Kedua, silakan tulis:

  • Apa saja peran yang telah Anda jalankan selama hidup?
  • Siapa saja kah mereka yang berada di sekeliling Anda?

Misalnya, peran Anda sebagai ayah, berarti ada anak Anda. Peran Anda sebagai istri, berarti ada suami. Peran Anda sebagai karyawan, berarti ada atasan atau bawahan. Peran Anda sebagai tetangga, berarti ada tetangga kiri dan kanan. Tuliskan semua peran-peran itu, maksimal 6-7 peran. Jika Anda punya lebih, cermati bahwa beberapa peran sebenarnya bisa digabung. Misalnya, peran sebagai atasan dan bawahan, bisa digabung menjadi peran sebagai karyawan. Peran sebagai kakak dan adik, bisa digabung menjadi peran sebagai saudara kandung.

Ketiga, pikirkan setiap orang yang ada di sekeliling Anda, di ujung usia ini, mengungkapkan penilaian mereka tentang karakter Anda selama hidup. Apakah kiranya yang akan masing-masing ucapkan? Contohnya, anak Anda berkata, “Ayah adalah teladan dalam keshalihan, guru yang bijak, dan sahabat yang menyenangkan.” Istri Anda mengungkapkan, “Dia adalah suami yang selalu jujur dan pengertian.”  Orang tua Anda—asumsikan saja masih hidup—berucap, “Dia adalah anak yang sangat berbakti, dan penyayang pada saudara-saudaranya.”

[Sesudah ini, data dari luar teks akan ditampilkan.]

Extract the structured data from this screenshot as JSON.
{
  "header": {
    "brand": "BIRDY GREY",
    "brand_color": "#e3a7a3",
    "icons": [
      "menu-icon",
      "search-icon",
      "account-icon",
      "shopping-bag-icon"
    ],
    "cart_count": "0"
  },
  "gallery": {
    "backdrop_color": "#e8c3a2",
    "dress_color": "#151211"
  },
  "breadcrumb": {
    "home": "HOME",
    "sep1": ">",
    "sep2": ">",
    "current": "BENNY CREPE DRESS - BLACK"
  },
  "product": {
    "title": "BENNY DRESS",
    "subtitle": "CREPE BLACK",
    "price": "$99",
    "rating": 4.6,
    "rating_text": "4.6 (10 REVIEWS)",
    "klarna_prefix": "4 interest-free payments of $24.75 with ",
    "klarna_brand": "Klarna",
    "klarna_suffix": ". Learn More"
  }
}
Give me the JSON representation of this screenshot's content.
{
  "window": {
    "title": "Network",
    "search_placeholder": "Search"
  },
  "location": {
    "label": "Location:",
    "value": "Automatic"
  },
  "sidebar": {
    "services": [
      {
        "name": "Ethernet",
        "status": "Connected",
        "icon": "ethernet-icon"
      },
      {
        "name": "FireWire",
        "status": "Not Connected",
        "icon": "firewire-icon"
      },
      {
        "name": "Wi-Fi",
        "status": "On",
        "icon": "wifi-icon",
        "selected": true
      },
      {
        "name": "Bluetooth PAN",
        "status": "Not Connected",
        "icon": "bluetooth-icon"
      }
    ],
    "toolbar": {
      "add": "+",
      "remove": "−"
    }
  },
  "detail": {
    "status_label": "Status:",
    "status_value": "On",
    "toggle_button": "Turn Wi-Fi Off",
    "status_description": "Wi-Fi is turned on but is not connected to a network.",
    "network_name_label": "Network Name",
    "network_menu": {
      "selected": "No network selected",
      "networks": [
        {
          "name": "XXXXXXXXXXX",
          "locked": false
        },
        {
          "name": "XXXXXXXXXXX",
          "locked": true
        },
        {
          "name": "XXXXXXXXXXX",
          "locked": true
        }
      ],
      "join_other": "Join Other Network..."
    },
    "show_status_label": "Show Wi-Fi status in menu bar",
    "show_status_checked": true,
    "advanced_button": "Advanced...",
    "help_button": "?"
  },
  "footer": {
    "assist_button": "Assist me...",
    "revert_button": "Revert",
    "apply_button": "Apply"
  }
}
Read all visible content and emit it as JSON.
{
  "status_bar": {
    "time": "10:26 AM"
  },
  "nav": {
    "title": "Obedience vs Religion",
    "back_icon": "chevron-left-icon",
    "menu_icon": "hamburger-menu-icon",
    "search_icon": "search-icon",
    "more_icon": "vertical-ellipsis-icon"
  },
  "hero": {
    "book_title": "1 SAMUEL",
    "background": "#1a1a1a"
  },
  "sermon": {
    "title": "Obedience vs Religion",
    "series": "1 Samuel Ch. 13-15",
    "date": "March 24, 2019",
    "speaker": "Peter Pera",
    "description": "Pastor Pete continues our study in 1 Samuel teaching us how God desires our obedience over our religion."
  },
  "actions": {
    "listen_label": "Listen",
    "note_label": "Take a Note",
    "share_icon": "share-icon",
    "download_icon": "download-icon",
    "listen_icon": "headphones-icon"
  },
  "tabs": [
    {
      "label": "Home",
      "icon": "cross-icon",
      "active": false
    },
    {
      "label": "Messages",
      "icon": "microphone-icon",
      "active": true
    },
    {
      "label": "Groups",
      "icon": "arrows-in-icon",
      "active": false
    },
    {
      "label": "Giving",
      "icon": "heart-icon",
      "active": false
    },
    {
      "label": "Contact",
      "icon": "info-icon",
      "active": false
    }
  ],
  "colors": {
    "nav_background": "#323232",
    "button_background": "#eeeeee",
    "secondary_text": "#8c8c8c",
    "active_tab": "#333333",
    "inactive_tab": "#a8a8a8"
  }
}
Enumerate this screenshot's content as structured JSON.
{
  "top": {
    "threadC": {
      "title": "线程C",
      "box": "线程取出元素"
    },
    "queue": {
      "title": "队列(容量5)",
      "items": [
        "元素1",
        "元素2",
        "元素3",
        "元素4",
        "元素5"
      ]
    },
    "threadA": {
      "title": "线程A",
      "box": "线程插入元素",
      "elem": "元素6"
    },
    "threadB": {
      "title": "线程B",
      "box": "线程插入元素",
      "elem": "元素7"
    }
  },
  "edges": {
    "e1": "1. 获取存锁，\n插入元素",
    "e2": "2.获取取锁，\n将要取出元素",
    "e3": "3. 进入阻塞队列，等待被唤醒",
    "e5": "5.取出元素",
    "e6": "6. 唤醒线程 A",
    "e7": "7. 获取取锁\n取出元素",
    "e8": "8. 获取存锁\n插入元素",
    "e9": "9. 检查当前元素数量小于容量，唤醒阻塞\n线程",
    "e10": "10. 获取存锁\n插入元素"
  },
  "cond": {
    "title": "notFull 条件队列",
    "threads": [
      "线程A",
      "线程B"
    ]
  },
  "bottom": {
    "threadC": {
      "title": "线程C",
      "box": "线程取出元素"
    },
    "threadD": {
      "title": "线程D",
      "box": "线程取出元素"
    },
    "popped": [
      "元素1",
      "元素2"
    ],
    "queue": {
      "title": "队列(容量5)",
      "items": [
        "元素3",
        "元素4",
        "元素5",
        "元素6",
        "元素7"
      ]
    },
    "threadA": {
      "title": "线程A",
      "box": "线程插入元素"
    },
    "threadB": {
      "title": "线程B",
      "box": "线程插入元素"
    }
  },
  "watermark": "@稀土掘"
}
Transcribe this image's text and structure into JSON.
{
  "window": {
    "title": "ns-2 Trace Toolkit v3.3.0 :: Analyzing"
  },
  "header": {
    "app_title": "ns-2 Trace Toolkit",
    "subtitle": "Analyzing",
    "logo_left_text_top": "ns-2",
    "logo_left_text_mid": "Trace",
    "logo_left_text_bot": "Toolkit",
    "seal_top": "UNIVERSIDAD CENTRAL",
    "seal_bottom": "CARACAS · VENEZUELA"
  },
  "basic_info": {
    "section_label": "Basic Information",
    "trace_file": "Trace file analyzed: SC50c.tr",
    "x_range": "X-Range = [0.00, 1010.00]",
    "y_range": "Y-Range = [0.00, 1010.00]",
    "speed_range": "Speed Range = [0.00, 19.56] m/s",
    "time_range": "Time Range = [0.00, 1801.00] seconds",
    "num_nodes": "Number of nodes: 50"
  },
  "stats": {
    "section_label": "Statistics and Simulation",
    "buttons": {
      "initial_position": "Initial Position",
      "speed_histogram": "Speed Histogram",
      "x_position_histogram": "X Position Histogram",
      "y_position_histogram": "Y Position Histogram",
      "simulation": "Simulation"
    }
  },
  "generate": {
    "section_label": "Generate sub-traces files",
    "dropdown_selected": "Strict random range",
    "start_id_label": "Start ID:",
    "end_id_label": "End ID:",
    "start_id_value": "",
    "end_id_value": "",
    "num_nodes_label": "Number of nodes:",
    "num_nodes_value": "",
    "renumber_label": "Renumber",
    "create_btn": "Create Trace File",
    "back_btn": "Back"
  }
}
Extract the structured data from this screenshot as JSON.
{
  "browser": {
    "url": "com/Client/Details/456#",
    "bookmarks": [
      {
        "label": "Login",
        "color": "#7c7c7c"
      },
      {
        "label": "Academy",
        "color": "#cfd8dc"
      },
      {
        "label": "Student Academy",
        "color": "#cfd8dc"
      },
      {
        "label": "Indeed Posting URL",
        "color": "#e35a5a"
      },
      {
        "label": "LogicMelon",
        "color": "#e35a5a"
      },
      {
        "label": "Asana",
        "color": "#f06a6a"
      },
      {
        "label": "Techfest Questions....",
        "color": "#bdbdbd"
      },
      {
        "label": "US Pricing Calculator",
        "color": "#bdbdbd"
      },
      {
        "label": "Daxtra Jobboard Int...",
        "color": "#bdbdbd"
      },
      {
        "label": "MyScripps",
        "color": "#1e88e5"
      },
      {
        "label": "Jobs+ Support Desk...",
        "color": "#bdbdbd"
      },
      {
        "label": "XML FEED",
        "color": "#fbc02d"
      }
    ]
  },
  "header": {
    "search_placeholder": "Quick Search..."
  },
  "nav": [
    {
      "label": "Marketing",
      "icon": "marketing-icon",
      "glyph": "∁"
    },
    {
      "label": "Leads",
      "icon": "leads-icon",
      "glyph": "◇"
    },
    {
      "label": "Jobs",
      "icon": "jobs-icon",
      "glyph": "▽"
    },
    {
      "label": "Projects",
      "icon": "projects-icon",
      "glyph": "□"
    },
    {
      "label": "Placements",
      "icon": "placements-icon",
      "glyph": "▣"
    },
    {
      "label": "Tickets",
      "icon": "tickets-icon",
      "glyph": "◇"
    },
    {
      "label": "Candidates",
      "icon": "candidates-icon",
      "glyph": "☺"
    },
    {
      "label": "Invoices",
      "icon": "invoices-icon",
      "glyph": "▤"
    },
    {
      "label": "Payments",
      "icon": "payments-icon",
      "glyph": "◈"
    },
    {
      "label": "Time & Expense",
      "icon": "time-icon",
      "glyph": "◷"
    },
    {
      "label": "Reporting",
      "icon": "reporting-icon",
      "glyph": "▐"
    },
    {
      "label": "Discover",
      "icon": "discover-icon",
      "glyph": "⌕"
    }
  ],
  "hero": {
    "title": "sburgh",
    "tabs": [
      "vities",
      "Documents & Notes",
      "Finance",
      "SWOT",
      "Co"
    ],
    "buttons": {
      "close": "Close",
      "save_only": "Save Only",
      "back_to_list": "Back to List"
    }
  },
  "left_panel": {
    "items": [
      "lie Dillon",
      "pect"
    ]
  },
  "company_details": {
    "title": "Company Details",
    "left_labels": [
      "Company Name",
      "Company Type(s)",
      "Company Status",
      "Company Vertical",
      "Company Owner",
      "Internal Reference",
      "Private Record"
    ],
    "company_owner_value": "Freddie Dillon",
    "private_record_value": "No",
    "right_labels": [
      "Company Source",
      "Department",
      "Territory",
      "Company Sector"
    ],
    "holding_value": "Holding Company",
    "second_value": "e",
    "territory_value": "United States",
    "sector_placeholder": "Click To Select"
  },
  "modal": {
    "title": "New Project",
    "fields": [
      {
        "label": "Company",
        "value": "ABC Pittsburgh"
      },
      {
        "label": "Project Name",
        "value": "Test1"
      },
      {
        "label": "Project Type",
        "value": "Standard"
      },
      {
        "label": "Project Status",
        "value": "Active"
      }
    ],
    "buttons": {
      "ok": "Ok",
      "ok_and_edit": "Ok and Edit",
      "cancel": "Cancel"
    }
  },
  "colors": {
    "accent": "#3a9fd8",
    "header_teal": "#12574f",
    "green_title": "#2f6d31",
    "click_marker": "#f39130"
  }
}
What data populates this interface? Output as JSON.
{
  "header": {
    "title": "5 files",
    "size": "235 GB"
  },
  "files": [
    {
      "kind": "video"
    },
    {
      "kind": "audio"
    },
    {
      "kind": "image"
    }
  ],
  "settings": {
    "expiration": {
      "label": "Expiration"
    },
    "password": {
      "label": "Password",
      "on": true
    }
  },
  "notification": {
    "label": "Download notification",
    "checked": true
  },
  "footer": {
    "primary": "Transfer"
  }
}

Renungkan baik-baik, secara mendalam. Kita akan mendapati bahwa ia adalah harapan sejati tentang diri kita.

  • Seperti apa kah kita ingin dikenang?
  • Karakter apa kah yang ingin kita jalani?
  • Apa saja kah ‘warisan’ yang ingin kita tinggalkan?
  • Kemampuan terbaik apakah yang ingin kita persembahkan?

Sadarilah berbagai keunikan yang Anda miliki. Gunakan imajinasi Anda. Dengarkan baik-baik suara hati Anda.

Proses ini memerlukan waktu. Lakukanlah di tempat yang tenang, di saat Anda tidak terburu-buru. Masuklah ke dalam diri, dan temukan alasan mengapa Anda berada di antara orang-orang yang ada di sekitar saat ini.

Keempat, jika sudah selesai, duduk lah dengan nyaman, dan pikirkan orang-orang tersebut berada di sekeliling Anda, mengucapkan apa yang telah Anda tulis satu per satu. Dengarkan dengan seksama, tandai apa yang terjadi dalam hati. Adakah kesemuanya memang sesuatu yang Anda harapkan bisa Anda jalani? Jika ada yang kurang pas, silakan perbaiki.

Kelima, perhatikan apa yang telah Anda tulis. Baca ulang beberapa kali, dan tandai, apakah benang merah dari kesemuanya? Susunlah ia dalam bentuk yang enak dibaca, dan mudah diingat. Mudahnya: rangkumlah. Tidak ada patokan baku. Ada yang senang menuliskannya dalam bentuk poin-poin, ada juga yang dalam bentuk paragraf. Ada yang gemar dengan bahasa lugas, yang lain bahasa puitis. Karena ia adalah undang-undang pribadi, maka panjang pendeknya pun terserah Anda. Milik saya sendiri saat ini hanya satu kalimat. Tapi kalimat itu akan segera membuat saya ‘terbakar’ semangat untuk mengerjakan banyak hal.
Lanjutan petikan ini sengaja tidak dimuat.